Tendon and ligament injuries account for 20-30% of all musculoskeletal disorders, which are the leading cause of disability in the United States. Such injuries are the end result of a degenerative process involving altered cell behavior. To address this issue, our research investigates the interplay between tendon multiscale mechanics and mechanobiology in the context of tissue remodeling (e.g., degeneration, repair, and development). The ultimate goals of this work are to identify the causes of tendon pathology, discover novel therapeutic options, and direct the design of biomaterials that can recapitulate the behavior of native tissue. Furthermore, our research will produce fundamental knowledge regarding the feedback loop between local tissue mechanics and cellular mechanobiology, which is an important contributor to numerous diseases outside orthopaedics, including tissue fibrosis and cancer. This multidisciplinary work involves the use of multiscale mechanical testing, computational modeling, cell and tissue culture, and biomaterial fabrication.

Role of Altered Mechanics in Tendon Degeneration

A primary cause of tendon degeneration is overuse (i.e., fatigue loading), which produces repeated microscale damage of the load-bearing collagen fibrils. In addition to direct mechanical damage, tendon degeneration is characterized by the accumulation of atypical tissue components (e.g., cartilaginous, fat, and calcium deposits), which further weakens the tissue and drives the progression of degeneration. Why resident tenocytes produce these atypical matrix deposits rather than repair the native tissue structure is unknown. We hypothesize that fatigue damage induces changes in the local tissue mechanical microenvironment (e.g., strains, stiffness, topography), which alters the biophysical stimuli presented to tenocytes and leads to their adoption of abnormal (i.e., non-tenogenic) phenotypes. However, it is unclear whether the changes in tendon microscale mechanics caused by fatigue damage are responsible for the altered cellular activity observed with tendon degeneration. Therefore, the objectives of this project are to identify the in situ changes in tendon microscale mechanics caused by fatigue damage and to determine whether the altered mechanical microenvironment modifies tenocyte behavior leading to tendon degeneration.

Establishment of Hierarchical Structure and Function during Tendon Development

While biomaterials are needed to help repair or replace degenerate tendons, current tissue engineering approaches fail to replicate the native hierarchical structure, which is responsible for the tissue’s load-bearing capacity and toughness. Specifically, the fractal assembly of collagen molecules into fibrils, fibrils into fascicles, and fascicles into tendon produces a stiff material that is strongly resistant to local defects. However, it is unclear how tendon hierarchical structure and multiscale behavior is established during development. Additionally, it is unknown how the evolving mechanical microenvironment affects cellular activity driving tendon development. A better understanding of these processes will provide key insight into designing engineered tissues that can replicate tendon function and improve tendon repair.

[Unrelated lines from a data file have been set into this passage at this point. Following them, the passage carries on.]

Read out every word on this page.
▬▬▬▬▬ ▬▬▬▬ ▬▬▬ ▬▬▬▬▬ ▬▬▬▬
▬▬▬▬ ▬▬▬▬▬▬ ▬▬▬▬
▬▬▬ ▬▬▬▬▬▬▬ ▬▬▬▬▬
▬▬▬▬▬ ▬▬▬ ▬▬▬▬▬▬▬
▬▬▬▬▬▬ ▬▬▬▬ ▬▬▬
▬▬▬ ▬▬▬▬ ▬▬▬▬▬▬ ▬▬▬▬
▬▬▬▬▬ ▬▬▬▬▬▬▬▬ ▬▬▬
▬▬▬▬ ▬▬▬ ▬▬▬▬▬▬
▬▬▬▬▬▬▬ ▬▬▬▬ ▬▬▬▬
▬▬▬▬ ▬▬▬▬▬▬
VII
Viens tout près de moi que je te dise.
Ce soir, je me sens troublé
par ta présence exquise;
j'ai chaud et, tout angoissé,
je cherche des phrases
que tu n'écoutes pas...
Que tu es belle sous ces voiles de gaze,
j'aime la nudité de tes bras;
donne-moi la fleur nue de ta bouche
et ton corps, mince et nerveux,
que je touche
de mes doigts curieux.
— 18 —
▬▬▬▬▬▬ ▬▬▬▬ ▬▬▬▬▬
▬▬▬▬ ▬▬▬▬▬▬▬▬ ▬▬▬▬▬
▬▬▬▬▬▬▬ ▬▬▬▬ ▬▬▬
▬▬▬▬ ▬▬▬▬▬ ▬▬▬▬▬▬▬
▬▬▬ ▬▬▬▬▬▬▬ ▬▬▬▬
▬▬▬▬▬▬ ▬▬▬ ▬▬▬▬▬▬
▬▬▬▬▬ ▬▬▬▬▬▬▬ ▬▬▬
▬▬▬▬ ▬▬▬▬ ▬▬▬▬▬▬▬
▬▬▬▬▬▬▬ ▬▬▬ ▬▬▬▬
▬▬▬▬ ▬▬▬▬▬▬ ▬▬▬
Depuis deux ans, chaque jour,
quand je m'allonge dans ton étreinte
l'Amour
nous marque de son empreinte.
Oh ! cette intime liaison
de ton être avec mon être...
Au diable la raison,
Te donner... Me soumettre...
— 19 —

The objectives of this project are to investigate how tendon hierarchical mechanics are established during development and determine the role that cellular mechanotransduction plays in this process.

Identifying Mechanobiological Deficits in Allograft Anterior Cruciate Ligament Reconstructions

ACL reconstruction surgery is now of the most common procedures performed in orthopaedic surgery. Current graft options for ACL reconstruction grafts come in the form of autogenous or allogeneic tendon. While outcomes are similar between graft types across the general patient population, approximately 25% of allograft reconstructions fail in young and active patients, which is twice the rate of autograft failure. Graft rerupture is especially problematic for young patients since lack of an intact ACL reconstruction accelerates the onset of post-traumatic osteoarthritis. Therefore, allograft ACL reconstructions are not clinically recommended for young active individuals. However, harvesting autogenous tendon from patients leads to increased postoperative pain, decreased range-of-motion, and muscle weakness. Since allograft use avoids these complications, there is significant clinical interest in improving allograft ACL reconstruction outcomes to match that of autografts.

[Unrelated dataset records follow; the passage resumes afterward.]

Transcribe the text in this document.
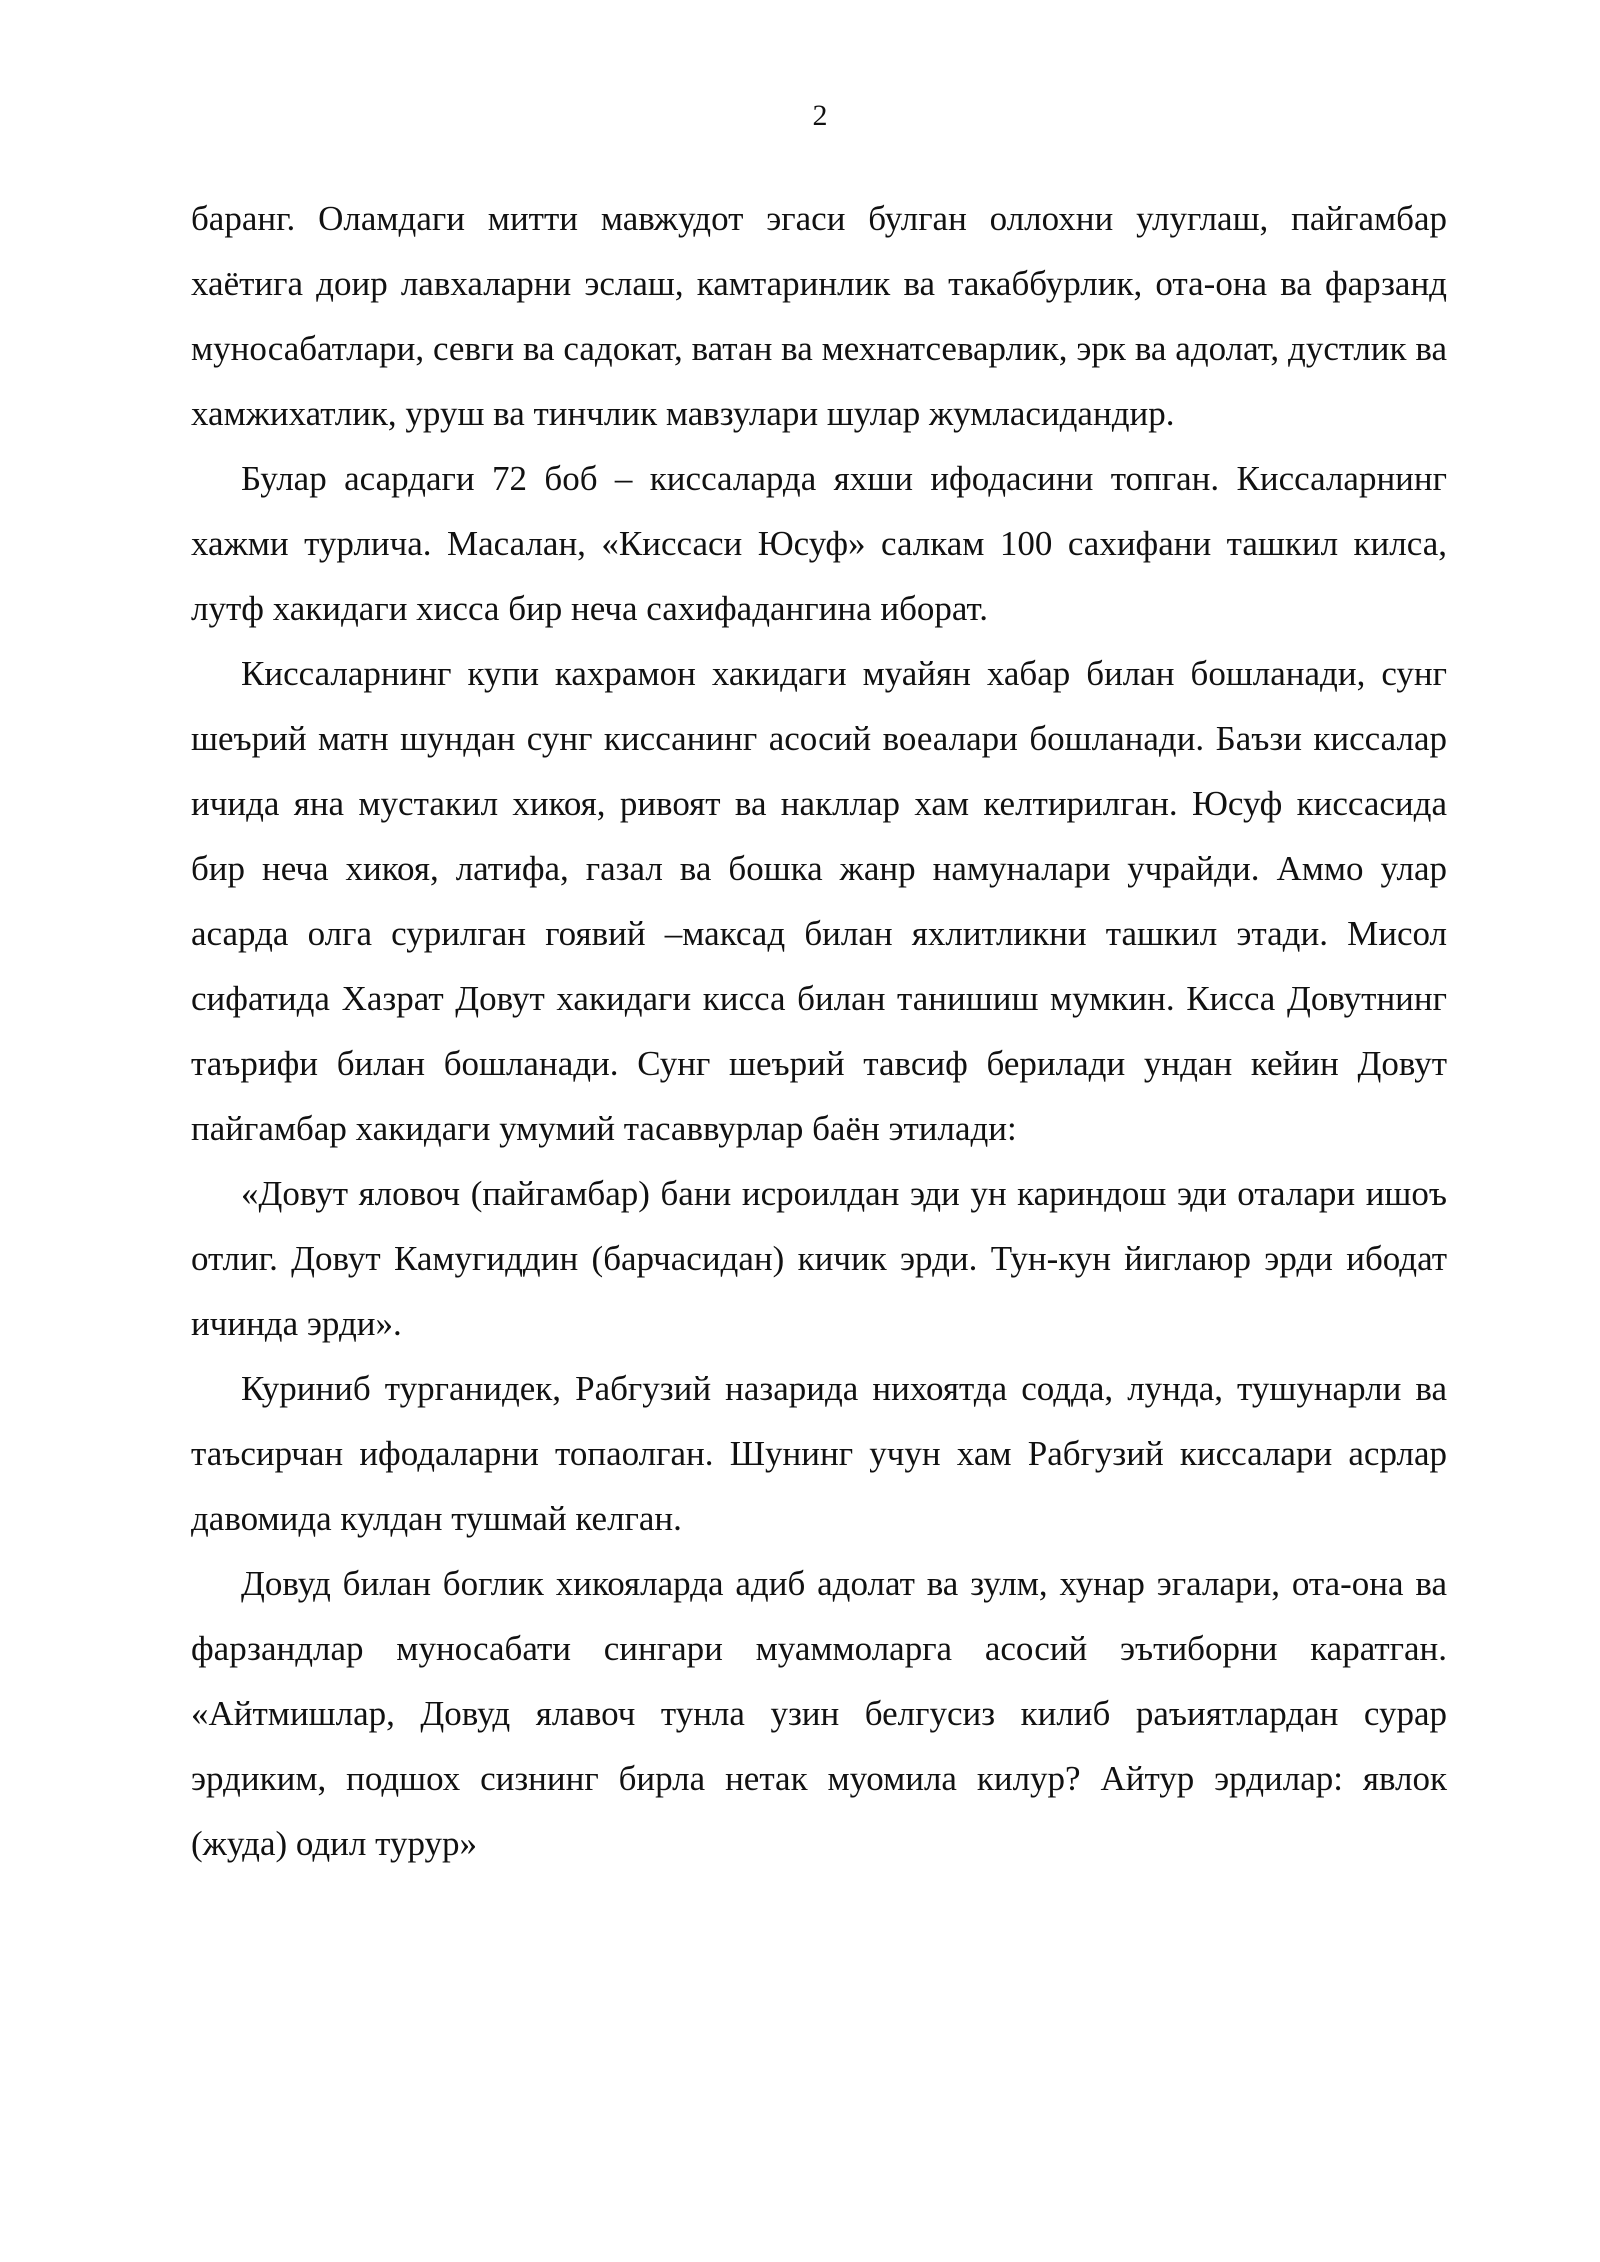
2

баранг. Оламдаги митти мавжудот эгаси булган оллохни улуглаш, пайгамбар хаётига доир лавхаларни эслаш, камтаринлик ва такаббурлик, ота-она ва фарзанд муносабатлари, севги ва садокат, ватан ва мехнатсеварлик, эрк ва адолат, дустлик ва хамжихатлик, уруш ва тинчлик мавзулари шулар жумласидандир.

Булар асардаги 72 боб – киссаларда яхши ифодасини топган. Киссаларнинг хажми турлича. Масалан, «Киссаси Юсуф» салкам 100 сахифани ташкил килса, лутф хакидаги хисса бир неча сахифадангина иборат.

Киссаларнинг купи кахрамон хакидаги муайян хабар билан бошланади, сунг шеърий матн шундан сунг киссанинг асосий воеалари бошланади. Баъзи киссалар ичида яна мустакил хикоя, ривоят ва накллар хам келтирилган. Юсуф киссасида бир неча хикоя, латифа, газал ва бошка жанр намуналари учрайди. Аммо улар асарда олга сурилган гоявий –максад билан яхлитликни ташкил этади. Мисол сифатида Хазрат Довут хакидаги кисса билан танишиш мумкин. Кисса Довутнинг таърифи билан бошланади. Сунг шеърий тавсиф берилади ундан кейин Довут пайгамбар хакидаги умумий тасаввурлар баён этилади:

«Довут яловоч (пайгамбар) бани исроилдан эди ун кариндош эди оталари ишоъ отлиг. Довут Камугиддин (барчасидан) кичик эрди. Тун-кун йиглаюр эрди ибодат ичинда эрди».

Куриниб турганидек, Рабгузий назарида нихоятда содда, лунда, тушунарли ва таъсирчан ифодаларни топаолган. Шунинг учун хам Рабгузий киссалари асрлар давомида кулдан тушмай келган.

Довуд билан боглик хикояларда адиб адолат ва зулм, хунар эгалари, ота-она ва фарзандлар муносабати сингари муаммоларга асосий эътиборни каратган. «Айтмишлар, Довуд ялавоч тунла узин белгусиз килиб раъиятлардан сурар эрдиким, подшох сизнинг бирла нетак муомила килур? Айтур эрдилар: явлок (жуда) одил турур»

Existing data suggest that impaired remodeling of allografts post-reconstruction is the cause of their poor clinical performance. After implantation, both graft types undergo significant remodeling, which involves donor cell necrosis, host cell infiltration, neovascularization, structural degradation, and an initial drop in mechanical properties. Over time the graft tissue mechanics slowly recover as the tissue is reorganized into a more ligamentous structure. However, allografts do not make the same gains in mechanical properties that are typically seen in autografts during the remodeling process. The objective of this project is to compare the response of autograft and allograft ACL reconstructions to mechanical stimuli in order to identify the cause of deficient allograft remodeling. This work will identify whether allograft ACL reconstructions fail to recover their mechanical properties post-surgery due to a mechanobiological deficit.